The durable frameworks earn their keep at scale because they coordinate workers through the shared store. A Hangfire recurring job or a clustered Quartz trigger fires once across the whole cluster, not once per instance -- which directly solves the BackgroundService duplicate-work problem, since the store is the single source of truth about whether this occurrence has already been claimed. You can run multiple servers against the same store and they cooperatively dequeue, so you scale workers horizontally by deploying more of them rather than rewriting anything.

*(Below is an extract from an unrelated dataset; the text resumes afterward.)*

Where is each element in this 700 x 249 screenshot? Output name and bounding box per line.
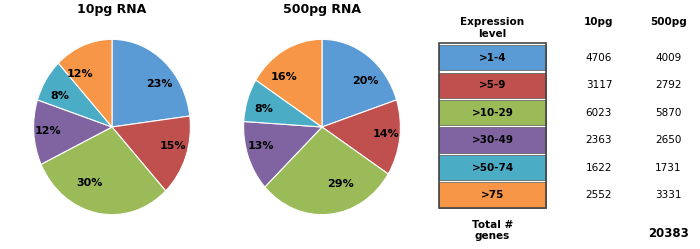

Reliability follows from the same persistence. A job that exhausts its retries does not vanish -- it lands in a failed state in the store, visible in the dashboard, where you can inspect the exception and requeue it once the underlying cause is fixed. That is the difference in kind from an in-process service, where a crashed job leaves no trace and no recovery path: the work is simply gone, and you find out from the absence of its effect.

Sharp Edges

The recurring failures are predictable. In-process BackgroundService jobs are lost on every deploy and duplicated across replicas -- the two failures that push teams to Hangfire in the first place. With Hangfire, serializing large arguments or non-serializable types into the store bloats it and fails at enqueue time; keep the payload to an id and load data inside the job, which also avoids acting on a stale snapshot. Non-idempotent jobs double-run on retry, because execution is at-least-once -- design every job to be safe to repeat. Watch the clock: Hangfire's Cron helpers are UTC by default, so a "midnight" job that you reasoned about in local time fires at the wrong hour, and daylight-saving transitions add their own surprises. Long-running jobs block workers -- a server has a finite worker count, and a handful of slow jobs can starve everything behind them, so size the worker pool to the workload. And the dashboard is powerful enough to be dangerous: it can trigger and requeue jobs, so secure the Hangfire dashboard behind authentication -- an exposed dashboard is remote code execution dressed as an admin page.